教育委員会請願文例② 部活動指導業務の適法な命令を求める請願

 PEACHでは、参加団体の地元の都道府県教育委員会に対して、部活動に関する請願を提出する運動に取り組んでいます。ここで紹介するのはその文例です。
 部活動をめぐる実情や、請願の書式・提出方法は地域によって異なりますので、実際に提出される場合は確認をお願いします。
 なお、本請願の趣旨は「部活動指導業務を命令してほしい」ということではありません。部活動指導業務を「適法に」命令することは不可能である、すなわち必ず違法な命令になってしまいますので、実際には命令できませんね、と確認するための請願です。

<部活動指導業務の適法な命令を求める請願>

請願の趣旨

 主に中学校・高校において、部活動指導が教員の長時間労働の大きな要因になっていることは、社会的にも広く認知されてきました。ただ、給特法では原則として教員の時間外勤務は命じられないことになっており、労働基準法でも労働時間の上限が定められていることから、部活動指導に関する業務が法令に従って適正に命じられていれば、部活動指導が長時間労働の大きな要因となることは、本来はありえないはずです。

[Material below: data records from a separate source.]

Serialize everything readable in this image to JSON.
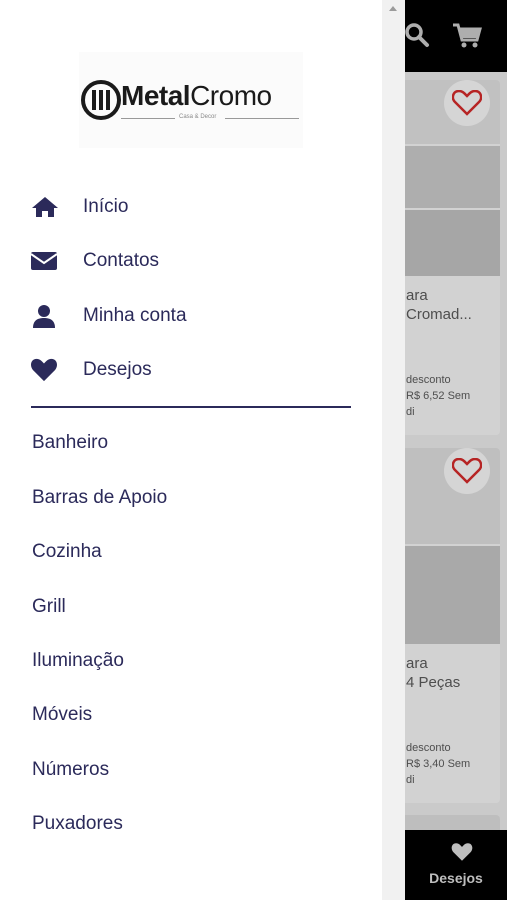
{
  "brand": {
    "name_bold": "Metal",
    "name_light": "Cromo",
    "tagline": "Casa & Decor"
  },
  "nav": [
    {
      "label": "Início",
      "icon": "home-icon"
    },
    {
      "label": "Contatos",
      "icon": "envelope-icon"
    },
    {
      "label": "Minha conta",
      "icon": "user-icon"
    },
    {
      "label": "Desejos",
      "icon": "heart-icon"
    }
  ],
  "categories": [
    "Banheiro",
    "Barras de Apoio",
    "Cozinha",
    "Grill",
    "Iluminação",
    "Móveis",
    "Números",
    "Puxadores"
  ],
  "background": {
    "products": [
      {
        "title_line1": "ara",
        "title_line2": "Cromad...",
        "discount": "desconto",
        "price": "R$ 6,52 Sem",
        "extra": "di"
      },
      {
        "title_line1": "ara",
        "title_line2": "4 Peças",
        "discount": "desconto",
        "price": "R$ 3,40 Sem",
        "extra": "di"
      }
    ],
    "bottom_nav_label": "Desejos"
  },
  "colors": {
    "menu_text": "#2b2a5a",
    "header_bg": "#000000",
    "fav_heart": "#c62828"
  }
}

 もちろん、学校現場の実態として、命じられていないにもかかわらず教員が自主的・自発的に部活動指導に従事し、その結果として長時間労働が生じている面があることは指摘しておかなければなりません。ただ、この問題は教員自身の問題として解決すべきものであり、本請願の趣旨に含まれるものではありません。

 本請願の趣旨はあくまで、部活動指導業務を管理職が職務として命令する場合、その命令は適法に行われるべきだと主張するものです。

 部活動指導業務を適法に命じるためには、少なくとも次の条件を満たすことが必須であると考えます。

①原則として部活動指導業務が勤務時間外に及ばないこと。
②部活動指導業務がやむを得ず勤務時間外に及ぶ場合、勤務時間の割り振り変更を適正に実施し、時間外勤務が生じないようにすること。
③部活動指導業務以外の業務に必要な労働時間も含め、1日の労働時間が7時間45分、1週間の労働時間が38時間45分を超えないこと。
④45分間の休憩時間を勤務時間の途中に付与すること。(時間を設定するだけではなく、実質的に休憩が取れる条件が整っていることを要す。)

 これらの項目はいずれも、給特法及び労働基準法の規定に基づくものであり、地域や学校の実情にかかわらず、部活動指導業務にかかる職務命令が適法であるための必須条件です。これらの項目が、県内全ての公立学校において徹底されるよう、県教委として本請願を採択していただきますようお願いいたします。

請願項目
◯◯県内の公立学校において教員に部活動指導業務を職務として命令する場合、給特法・労働基準法等の法令に従って、適正に命令を行うこと。